Various branches of the government now appear to be at loggerheads: the Defense Department is accepting defeat, while the Justice Department plans to appeal to the Supreme Court. No one quite knows what will happen to al-Bahlul, who can be held forever according to the twisted logic of the “war on terror,” even with a vacated conviction. It appears that he will have to be returned to the general population at Guantánamo, rather than being in the wing for those who have passed through the commissions system (which currently holds only two other men), but it remains to be seen whether he will be tried again.
However, with conspiracy and material support now both demolished as valid charges by one of the most conservative courts in the land, the entire edifice of the military commissions looks hollow and ridiculous. As representatives of the media flew out to Guantánamo for the 9/11 hearings, just days after the al-Bahlul decision, there was a heightened sense, amongst those paying attention to the important matters at stake, that the farce would be darker and more ridiculous than ever.
This time, the exposure of fictional war crimes — and the terrible impact that has on America’s credibility — was added to the trials’ familiar problems: that the military commission system is, patently, an untried system, full of holes, which splutters to life every few months when the world briefly wakes up to it, and then proceeds to look like a shabby version of a real courtroom, where real crimes are prosecuted.
This time, however, a surprise awaited the reporters — and Judge Pohl.

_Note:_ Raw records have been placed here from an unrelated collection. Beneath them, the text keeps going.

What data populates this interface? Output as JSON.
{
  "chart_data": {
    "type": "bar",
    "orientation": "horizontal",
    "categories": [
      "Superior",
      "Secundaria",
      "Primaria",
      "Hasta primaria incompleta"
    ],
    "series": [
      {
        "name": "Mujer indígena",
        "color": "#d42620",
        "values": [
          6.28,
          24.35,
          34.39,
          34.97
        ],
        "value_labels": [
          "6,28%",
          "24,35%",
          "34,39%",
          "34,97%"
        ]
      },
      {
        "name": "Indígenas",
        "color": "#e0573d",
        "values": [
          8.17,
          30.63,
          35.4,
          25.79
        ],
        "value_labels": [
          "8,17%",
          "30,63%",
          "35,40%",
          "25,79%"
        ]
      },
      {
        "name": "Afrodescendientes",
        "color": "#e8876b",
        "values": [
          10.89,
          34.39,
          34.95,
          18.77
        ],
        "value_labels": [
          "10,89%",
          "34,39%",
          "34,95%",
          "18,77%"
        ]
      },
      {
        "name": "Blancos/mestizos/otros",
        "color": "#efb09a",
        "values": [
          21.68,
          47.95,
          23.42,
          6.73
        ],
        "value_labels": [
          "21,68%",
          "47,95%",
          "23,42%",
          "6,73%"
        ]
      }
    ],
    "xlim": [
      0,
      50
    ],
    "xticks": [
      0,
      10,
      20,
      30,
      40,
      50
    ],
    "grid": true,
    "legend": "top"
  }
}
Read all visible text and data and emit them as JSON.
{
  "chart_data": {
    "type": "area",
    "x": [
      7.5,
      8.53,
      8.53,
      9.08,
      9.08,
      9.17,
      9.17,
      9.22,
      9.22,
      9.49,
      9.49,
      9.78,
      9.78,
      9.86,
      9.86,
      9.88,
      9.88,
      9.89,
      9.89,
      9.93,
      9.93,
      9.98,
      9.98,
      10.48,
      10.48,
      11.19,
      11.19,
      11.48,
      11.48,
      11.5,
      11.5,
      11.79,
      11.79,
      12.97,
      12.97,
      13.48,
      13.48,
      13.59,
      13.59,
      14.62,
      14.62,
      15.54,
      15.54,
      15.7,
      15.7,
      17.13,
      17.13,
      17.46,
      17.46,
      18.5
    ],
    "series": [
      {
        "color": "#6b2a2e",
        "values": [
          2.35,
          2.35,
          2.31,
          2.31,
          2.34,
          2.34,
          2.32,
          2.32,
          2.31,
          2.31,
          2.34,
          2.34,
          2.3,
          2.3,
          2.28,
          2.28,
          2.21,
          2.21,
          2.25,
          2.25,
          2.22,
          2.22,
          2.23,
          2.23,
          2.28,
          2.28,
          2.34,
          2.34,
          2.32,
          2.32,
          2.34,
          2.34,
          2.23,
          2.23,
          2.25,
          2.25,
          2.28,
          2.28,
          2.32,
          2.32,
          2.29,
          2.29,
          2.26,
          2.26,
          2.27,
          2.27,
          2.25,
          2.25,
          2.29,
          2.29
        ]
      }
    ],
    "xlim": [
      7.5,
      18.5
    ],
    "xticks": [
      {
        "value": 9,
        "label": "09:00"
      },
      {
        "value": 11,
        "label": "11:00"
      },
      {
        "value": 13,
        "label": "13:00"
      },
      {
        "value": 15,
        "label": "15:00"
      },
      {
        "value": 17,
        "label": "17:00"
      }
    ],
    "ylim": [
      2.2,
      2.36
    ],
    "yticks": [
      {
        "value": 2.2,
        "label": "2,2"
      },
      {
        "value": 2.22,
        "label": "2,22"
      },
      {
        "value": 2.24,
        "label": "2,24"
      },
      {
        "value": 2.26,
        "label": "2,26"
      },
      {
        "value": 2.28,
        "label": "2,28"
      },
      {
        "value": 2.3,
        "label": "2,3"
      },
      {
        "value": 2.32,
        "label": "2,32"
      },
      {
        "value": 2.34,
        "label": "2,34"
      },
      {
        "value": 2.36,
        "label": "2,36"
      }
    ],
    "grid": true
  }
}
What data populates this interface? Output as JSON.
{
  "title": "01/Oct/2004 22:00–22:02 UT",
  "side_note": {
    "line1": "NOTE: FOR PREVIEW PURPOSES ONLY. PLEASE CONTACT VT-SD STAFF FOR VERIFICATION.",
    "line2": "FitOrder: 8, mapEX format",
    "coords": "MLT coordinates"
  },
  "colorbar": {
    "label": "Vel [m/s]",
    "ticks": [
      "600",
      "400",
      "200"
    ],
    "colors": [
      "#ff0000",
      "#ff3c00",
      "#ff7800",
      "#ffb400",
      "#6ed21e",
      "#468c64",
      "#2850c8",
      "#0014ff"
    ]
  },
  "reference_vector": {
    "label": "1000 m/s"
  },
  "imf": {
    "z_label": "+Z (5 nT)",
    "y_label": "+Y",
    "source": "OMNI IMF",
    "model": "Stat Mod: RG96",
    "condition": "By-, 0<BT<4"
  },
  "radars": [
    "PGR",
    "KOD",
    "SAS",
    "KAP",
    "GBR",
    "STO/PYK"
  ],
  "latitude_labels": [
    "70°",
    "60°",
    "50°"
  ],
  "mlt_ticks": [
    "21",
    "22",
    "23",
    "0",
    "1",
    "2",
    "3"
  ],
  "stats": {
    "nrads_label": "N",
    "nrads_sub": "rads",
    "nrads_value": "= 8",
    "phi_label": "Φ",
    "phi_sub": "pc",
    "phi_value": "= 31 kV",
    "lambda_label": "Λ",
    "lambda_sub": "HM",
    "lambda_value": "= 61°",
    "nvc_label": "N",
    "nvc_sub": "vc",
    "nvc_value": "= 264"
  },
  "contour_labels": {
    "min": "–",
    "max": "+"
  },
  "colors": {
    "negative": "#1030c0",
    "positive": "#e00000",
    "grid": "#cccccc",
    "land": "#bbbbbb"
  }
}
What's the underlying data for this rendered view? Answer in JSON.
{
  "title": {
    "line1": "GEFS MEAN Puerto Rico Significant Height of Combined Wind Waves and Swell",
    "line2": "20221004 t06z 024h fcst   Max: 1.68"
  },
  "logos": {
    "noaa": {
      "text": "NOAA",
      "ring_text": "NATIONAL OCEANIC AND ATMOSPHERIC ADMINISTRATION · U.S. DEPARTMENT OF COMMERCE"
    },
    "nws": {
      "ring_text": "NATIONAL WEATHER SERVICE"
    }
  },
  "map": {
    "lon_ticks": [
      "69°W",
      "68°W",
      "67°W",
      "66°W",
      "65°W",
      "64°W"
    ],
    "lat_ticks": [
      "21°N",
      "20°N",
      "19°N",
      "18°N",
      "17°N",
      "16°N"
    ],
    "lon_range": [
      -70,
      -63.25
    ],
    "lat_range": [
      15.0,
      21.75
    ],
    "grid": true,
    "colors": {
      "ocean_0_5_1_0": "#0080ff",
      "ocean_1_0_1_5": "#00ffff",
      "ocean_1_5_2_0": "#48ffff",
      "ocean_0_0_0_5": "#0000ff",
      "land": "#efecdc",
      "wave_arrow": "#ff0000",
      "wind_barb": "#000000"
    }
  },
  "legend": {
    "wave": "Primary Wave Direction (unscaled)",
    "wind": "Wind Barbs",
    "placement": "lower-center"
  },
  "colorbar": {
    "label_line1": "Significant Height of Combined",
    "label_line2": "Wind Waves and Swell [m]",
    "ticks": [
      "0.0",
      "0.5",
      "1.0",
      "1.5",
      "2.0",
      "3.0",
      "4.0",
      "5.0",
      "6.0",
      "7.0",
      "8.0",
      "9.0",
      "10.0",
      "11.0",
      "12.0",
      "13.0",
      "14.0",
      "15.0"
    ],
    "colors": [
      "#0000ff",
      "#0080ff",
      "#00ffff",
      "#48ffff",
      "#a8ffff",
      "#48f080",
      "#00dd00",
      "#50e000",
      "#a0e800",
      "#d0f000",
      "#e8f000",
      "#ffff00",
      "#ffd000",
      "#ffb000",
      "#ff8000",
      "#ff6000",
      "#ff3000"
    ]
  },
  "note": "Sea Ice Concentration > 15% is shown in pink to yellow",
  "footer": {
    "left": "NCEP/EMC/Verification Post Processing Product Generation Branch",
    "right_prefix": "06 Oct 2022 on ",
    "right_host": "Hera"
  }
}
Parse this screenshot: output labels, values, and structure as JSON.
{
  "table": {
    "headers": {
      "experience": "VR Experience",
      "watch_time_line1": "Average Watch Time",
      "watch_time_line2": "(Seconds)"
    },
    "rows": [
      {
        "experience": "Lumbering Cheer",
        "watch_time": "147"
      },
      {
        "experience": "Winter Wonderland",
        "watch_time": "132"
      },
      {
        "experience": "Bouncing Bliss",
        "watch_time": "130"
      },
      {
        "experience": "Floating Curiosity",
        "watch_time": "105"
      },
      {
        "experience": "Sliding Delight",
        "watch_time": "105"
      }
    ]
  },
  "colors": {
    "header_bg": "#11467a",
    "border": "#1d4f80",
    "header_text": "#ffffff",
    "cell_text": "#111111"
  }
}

Much debate has focused, in previous hearings, on the switch that the judge can use to silence testimony if he believes that those speaking are straying into forbidden territory — in other words, when the accused, or their attorneys, wish to mention torture. Last week, however, new depths of absurdity were plumbed when an unknown figure behind the scenes, acting independently of Judge Pohl and without the judge’s knowledge, cut the audio feed using an unknown switch in an unknown location.
As the Miami Herald explained, “The role of an outside censor became clear when the audio turned to white noise during a discussion of a motion about the CIA’s black sites.” Judge Pohl, however, made clear that “neither he nor his security officer was responsible for the censorship episode,” and stated publicly, “If some external body is turning the commission off based on their own views of what things ought to be, with no reasonable explanation, then we are going to have a little meeting about who turns that light on or off.”
The Miami Herald added, “His comments appeared to be aimed at the Pentagon prosecution team. Attorney Joanna Baltes, representing the Justice Department on secrecy matters in the case, advised the judge that she could explain what other forces have a hand in censoring the court proceedings. But not in open session.”
When even the judge is not safe from interference by a body — presumably the CIA — that cannot even be mentioned publicly, provoking a public outburst that reveals his frustrations at being undermined, it is time for all concerned to recognize that the farce must end.
With the commissions completely discredited, Obama needs to bring the 9/11 defendants to New York to face a federal court trial, as Attorney General Eric Holder announced in November 2009, before the president beat a retreat in the face of critics sniveling that it was not safe to do so. That made America look cowardly and stupid, but the commissions are not improving matters in the slightest, and, it seems certain, are incapable of delivering anything that resembles justice.